In past years I have traveled a good deal over the Navaho reservation. Recently one of my friends, J. Weston Allen, Esq., of Boston, on behalf of the Boston Indian Citizenship Committee, of which he is vice-chairman, made a tour of investigation through the Navaho country, and the conditions as he found them were incorporated in an able report to the Secretary of the Interior. Major William T. Shelton, the Superintendent at Shiprock, who has long lived with these Indians, while differing in some details from the views of Mr. Sniffen, Rev. Johnson and Honorable F. H. Abbott, yet agrees with them in the main issue that the Navaho should not be too much superintended. All he needs is protection—not charity, suggestion, nor interference with his industry. Doctor W. W. Wallace, who has been a trader among the Navaho since 1890, writes me that the Indians have steadily progressed, that they ask no favors, and all they desire is to be permitted to continue on their successful way. My own observation leads me to believe that the reservation should not be reduced; allotments must not be made in any event until irrigation has disclosed the land values; more schools should be established, and above all dams should be erected to store water during the spring floods so that more acres may be brought under cultivation. There are vast possibilities for irrigation in the Navaho country, as Mr. Abbott has pointed out. The last investigation by two members of our Board (Ketcham and Eliot) was important, and I present two of the seven recommendations they strongly urged.
“Allotment. We are thoroughly convinced that the time has not yet come for the allotment of the Indians on the reservation. The Navaho is proceeding along the way of civilization as fast as he can safely travel. He is independent and self-supporting. He is steadily improving his dwelling, his stock and his method of farming. He is learning English, sending his children to school, and increasingly following the advice of the white physicians. He is developing his own water resources, forming good industrial habits and gradually adopting white standards of domestic life. Following their own customs, the Indians divide their common resources with remarkable fairness and live peaceably with one another and with the Whites. They must be permitted slowly to come into an understanding of our customs of private land ownership and inheritance. There is nothing to be gained by hurrying that process. Allotment on the reservation should not be thought of for a good many years to come.
“We are impressed with the exceptional opportunity of the Navaho reservation for the work of field matrons and recommend that an additional force be provided for. The field matrons should work in close cooperation with superintendents, teachers and physicians.
“In general we believe that the condition of the Navaho is promising. The people are virile, industrious and independent. With the exercise of ordinary good judgment, patience and tact, there need never be any serious problem in connection with their development.”

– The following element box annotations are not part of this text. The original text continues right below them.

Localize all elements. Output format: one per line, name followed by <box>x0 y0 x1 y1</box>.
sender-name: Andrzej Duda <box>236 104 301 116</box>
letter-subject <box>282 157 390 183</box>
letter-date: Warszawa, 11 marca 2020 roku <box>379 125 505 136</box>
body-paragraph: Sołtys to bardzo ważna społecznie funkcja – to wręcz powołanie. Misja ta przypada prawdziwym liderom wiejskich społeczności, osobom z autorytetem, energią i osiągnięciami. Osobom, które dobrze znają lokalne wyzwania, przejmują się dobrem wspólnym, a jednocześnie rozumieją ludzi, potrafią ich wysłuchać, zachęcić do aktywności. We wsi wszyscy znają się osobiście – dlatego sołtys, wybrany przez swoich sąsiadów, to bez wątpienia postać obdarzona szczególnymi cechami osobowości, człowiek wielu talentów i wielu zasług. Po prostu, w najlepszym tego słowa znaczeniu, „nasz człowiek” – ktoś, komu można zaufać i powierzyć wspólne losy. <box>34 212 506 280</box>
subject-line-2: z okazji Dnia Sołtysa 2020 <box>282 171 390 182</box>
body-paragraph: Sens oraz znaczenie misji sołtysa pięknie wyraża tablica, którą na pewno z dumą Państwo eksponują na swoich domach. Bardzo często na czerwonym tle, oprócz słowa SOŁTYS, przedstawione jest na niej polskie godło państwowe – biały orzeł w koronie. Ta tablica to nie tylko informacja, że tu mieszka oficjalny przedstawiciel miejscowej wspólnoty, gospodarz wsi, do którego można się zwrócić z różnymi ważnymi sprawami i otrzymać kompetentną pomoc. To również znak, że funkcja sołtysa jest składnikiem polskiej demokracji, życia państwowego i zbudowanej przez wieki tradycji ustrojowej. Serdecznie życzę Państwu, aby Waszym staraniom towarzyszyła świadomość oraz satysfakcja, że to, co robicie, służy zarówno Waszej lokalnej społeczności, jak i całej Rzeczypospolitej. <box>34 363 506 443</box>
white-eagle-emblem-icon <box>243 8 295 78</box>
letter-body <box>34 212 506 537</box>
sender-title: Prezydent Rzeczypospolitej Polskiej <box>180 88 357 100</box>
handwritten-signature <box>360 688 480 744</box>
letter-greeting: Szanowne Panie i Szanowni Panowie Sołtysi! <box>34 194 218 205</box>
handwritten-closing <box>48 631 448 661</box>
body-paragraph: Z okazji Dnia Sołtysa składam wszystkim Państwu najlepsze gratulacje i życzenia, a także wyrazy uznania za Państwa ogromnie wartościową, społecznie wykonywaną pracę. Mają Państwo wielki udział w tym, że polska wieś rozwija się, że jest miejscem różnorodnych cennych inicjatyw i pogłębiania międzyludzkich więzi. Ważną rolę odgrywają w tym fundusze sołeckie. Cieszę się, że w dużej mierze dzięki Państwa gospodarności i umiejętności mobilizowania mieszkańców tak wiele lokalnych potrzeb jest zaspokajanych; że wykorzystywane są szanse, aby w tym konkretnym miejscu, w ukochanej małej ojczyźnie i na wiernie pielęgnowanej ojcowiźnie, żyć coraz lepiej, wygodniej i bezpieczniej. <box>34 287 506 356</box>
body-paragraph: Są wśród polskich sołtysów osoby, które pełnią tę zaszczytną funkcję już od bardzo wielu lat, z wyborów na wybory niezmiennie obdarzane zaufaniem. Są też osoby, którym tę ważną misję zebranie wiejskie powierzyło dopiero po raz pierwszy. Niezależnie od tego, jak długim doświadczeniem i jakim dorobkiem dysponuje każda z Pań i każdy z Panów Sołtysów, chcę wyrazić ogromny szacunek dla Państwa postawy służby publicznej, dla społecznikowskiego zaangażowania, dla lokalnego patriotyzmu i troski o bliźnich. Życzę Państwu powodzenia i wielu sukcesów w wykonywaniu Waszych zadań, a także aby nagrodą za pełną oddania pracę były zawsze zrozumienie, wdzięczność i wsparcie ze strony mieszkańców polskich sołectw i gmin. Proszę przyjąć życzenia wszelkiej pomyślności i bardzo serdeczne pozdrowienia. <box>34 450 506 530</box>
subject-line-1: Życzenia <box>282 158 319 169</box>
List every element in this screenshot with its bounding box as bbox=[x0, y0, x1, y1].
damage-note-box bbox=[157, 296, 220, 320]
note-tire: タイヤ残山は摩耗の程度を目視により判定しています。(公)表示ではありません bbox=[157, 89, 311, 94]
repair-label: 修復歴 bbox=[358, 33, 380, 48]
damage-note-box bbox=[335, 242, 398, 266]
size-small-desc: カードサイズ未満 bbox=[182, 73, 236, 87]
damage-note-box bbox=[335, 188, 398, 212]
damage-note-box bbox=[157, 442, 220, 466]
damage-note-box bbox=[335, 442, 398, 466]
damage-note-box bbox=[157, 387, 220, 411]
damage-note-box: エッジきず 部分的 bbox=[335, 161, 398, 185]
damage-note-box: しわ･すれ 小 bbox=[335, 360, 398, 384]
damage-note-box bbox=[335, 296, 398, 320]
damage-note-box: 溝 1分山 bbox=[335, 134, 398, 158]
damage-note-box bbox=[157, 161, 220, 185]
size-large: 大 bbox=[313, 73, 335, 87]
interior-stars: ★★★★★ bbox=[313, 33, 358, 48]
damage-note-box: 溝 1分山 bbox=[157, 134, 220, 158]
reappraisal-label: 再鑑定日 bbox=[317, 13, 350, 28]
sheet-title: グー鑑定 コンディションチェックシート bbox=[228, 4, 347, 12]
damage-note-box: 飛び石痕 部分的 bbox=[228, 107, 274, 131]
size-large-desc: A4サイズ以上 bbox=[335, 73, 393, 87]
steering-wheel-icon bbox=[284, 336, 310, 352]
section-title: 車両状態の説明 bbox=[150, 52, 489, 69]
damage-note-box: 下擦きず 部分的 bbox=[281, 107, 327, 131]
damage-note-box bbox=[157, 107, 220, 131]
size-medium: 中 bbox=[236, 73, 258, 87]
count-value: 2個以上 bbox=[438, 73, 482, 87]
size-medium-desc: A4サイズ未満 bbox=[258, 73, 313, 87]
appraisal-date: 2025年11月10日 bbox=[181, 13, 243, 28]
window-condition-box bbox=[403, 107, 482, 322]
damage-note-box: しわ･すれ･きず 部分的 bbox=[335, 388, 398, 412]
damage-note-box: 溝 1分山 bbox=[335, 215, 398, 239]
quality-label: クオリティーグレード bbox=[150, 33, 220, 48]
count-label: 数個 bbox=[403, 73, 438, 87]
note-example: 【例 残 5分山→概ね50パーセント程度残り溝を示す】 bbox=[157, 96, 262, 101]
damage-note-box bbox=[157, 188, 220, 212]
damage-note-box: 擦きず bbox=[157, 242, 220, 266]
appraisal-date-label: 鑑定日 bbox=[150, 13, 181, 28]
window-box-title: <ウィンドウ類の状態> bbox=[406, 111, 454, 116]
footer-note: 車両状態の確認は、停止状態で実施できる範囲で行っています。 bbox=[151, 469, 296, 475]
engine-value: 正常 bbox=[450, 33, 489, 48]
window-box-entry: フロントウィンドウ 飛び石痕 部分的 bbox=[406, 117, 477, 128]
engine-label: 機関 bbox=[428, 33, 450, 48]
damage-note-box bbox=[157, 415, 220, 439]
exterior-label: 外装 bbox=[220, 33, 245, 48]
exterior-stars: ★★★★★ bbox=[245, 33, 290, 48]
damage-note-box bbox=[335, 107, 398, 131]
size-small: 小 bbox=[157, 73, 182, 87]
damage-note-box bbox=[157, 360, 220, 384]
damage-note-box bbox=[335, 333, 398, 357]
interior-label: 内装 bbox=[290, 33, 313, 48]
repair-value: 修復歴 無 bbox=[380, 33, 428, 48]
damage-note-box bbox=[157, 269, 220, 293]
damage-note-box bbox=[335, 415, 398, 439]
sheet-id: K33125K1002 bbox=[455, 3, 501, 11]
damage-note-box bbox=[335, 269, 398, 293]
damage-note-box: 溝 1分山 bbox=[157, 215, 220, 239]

Doctor Joseph K. Dixon, representing the Wanamaker Expedition, visited the “painted desert”. He took some remarkable motion pictures of Navaho herders driving thousands of sheep down to the waterholes. As I observed these pictures, portraying the peaceful, industrious life of these red nomads of the desert, I wished fondly that all men and women unable to observe Indian life as it is in the Southwest, might see them. They recalled many interesting days spent among these sturdy folk. The natives living as do the Navaho, present an object lesson to all “reformers”, and it is to be devoutly hoped that we will heed the lesson and “let well enough alone.” To do otherwise will destroy the initiative of a self-supporting and upright people, and deprive the world of a primitive stock of exceptional physical stamina and mental ability.
Mr. Allen’s report to the Secretary of the Interior and the Boston Indian Citizenship Committee cannot be reproduced at length, much to my regret, but I herewith append certain sections, as it is a splendid presentation of the Navaho situation and includes valuable recommendations to meet the needs of these Indians.
“Three obvious difficulties immediately present themselves when any plan of Navaho settlement is considered—(1) the great inequality of the land for grazing purposes; (2) the scarcity of water, and the fact that much of the land is far distant from the nearest water supply; (3) the existence of summer and winter ranges and the removal of the sheep from place to place under the changing conditions of different seasons of the year.
“Of the inequality of the land for grazing purposes, it is sufficient to say that there are vast areas of rock and sand where an allotment of 160 acres would not support a single sheep. Of the inaccessibility of water, it may be similarly stated that there are sections of land within the reservation which are so far from water during the dry season that sheep would die from exhaustion before they could reach it. Of the necessity of moving the sheep from one part of the reservation to another, it is perhaps sufficient to point out that in the winter the sheep must have the protection of the sheltered valleys and in the summer they are driven by the heat and the scarcity of water into the mountains.
“A matter of far greater importance in the consideration of any equitable allotment is the determination of the location and extent of the land within the limitations of the reservation which can be claimed by irrigation.”
Mr. Allen points out the difficulties in allotting a nomadic people permanent homes. He is opposed to any allotment under existing conditions. It may have to come in time, doubtless prematurely as in the case of other reservations, but on the Navaho reservation there are difficulties which have not been encountered in our experience with other tribes.